Matthias Beller - erster Preisträger des neu geschaffenen European Sustainable Chemistry Award
Beller, im nordhessischen Gudensberg geboren, studierte Chemie an der Universität Göttingen. Nach weniger als sieben Jahren schloss er 1989 das Studium mit der Promotion ab. Nach einem Postdoktorandenaufenthalt am Massachussetts Institute of Technology in Cambridge/USA wurde er zunächst Laborleiter, später dann Gruppen- und Projektleiter „Metallorganische Chemie - Katalyse“ im Hauptlabor der Hoechst AG in Frankfurt. 1996 ernannte ihn die Technische Universität München zum C3-Professor, 1998 erfolgte die Ernennung zum Direktor des Instituts für Organische Katalyseforschung e.V. (IfOK), verbunden mit einer C4-Professur „Katalyse“ an der Universität Rostock. Seit 2005 ist er geschäftsführender Direktor am LIKAT, das aus dem IfOK nach dessen Restrukturierung erweitert hervorging. Das LIKAT ist das größte staatliche Forschungsinstitut für angewandte Katalyse in Europa. Es ist fokussiert auf den Transfer von Grundlagenforschung zu praktischen Anwendungen. Allein in den letzten zehn Jahren haben Beller und sein Team drei Katalysatorsysteme entwickelt, die mittlerweile in der Industrie zur Herstellung von Chemikalien im Tonnenmaßstab dienen. Unternehmen der Feinchemie und Katalysatorproduzenten vertreiben Katalysatoren, die am LIKAT entwickelt wurden.

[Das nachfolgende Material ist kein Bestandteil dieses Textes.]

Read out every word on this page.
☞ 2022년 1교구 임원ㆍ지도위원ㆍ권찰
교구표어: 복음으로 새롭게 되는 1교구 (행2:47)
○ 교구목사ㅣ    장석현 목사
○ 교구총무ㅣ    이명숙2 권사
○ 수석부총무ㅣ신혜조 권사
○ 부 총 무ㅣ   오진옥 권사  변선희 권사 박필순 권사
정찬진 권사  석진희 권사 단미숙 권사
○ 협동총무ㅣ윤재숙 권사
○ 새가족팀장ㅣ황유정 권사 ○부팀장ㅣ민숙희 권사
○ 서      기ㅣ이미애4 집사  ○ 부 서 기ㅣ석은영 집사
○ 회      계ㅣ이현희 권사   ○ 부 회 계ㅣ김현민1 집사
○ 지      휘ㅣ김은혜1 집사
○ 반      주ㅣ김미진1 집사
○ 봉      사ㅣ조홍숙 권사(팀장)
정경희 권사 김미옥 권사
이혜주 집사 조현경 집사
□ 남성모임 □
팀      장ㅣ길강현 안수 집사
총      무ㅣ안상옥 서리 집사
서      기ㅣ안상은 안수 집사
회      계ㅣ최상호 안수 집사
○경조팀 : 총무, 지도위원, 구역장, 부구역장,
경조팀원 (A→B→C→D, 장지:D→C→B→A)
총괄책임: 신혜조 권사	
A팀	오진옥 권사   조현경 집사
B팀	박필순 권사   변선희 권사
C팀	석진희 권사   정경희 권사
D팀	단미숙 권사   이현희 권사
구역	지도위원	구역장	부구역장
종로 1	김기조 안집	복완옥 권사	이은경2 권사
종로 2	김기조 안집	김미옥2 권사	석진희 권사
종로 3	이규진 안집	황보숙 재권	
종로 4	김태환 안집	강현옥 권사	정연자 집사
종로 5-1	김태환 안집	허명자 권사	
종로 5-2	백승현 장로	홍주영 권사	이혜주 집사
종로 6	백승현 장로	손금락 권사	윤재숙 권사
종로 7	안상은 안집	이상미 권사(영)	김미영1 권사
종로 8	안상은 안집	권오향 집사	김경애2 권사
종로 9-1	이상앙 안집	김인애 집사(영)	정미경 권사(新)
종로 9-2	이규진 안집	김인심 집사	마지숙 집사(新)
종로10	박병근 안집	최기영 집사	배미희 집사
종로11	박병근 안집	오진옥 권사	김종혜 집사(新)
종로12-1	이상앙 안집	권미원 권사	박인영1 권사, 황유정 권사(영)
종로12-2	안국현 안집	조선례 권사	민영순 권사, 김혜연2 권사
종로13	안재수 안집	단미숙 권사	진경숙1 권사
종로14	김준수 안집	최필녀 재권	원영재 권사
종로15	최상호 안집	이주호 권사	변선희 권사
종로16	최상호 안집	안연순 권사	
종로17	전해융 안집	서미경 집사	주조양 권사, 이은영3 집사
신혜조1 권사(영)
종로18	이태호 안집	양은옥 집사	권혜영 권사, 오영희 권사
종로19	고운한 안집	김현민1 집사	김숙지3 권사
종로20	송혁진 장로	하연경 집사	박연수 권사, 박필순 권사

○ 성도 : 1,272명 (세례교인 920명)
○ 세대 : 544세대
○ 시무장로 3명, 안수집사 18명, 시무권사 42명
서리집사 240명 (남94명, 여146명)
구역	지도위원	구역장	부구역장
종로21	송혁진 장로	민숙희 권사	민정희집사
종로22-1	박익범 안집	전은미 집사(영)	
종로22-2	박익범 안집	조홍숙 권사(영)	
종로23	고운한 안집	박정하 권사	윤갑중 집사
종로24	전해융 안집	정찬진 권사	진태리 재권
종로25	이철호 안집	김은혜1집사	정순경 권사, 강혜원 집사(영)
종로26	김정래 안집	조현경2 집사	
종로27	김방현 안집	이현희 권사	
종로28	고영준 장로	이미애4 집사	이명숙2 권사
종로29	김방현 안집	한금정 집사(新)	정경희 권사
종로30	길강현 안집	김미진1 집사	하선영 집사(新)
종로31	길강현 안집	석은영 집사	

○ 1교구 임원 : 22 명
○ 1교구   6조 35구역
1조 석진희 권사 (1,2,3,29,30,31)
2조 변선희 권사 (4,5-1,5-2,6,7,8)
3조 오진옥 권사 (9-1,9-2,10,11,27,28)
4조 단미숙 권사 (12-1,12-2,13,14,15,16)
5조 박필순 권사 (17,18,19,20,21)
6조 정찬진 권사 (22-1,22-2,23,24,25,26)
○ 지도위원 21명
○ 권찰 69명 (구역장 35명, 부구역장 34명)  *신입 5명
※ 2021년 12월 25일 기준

Auch grundlegend neue katalytische Methoden hat Beller erforscht, die von einigen Arbeitsgruppen weltweit übernommen wurden. Und auch hier steht die Nachhaltigkeit im Vordergrund. Denn, so formuliert es Beller: „Katalyse, das ist die Wissenschaft, die zu klären versucht, wie chemische Reaktionen beschleunigt und kontrolliert werden können, und es ist eine der Schlüsseltechnologien zur Schaffung einer nachhaltigen Chemie.“ Inhaltliche Schwerpunkte Bellers Forschung sind die Palladium-katalysierte Kupplungsreaktionen von Arylhalogeniden, die enantioselektive Oxidationskatalyse, Katalyseanwendungen im Wirkstoffbereich sowie katalytische Carbonylierungen.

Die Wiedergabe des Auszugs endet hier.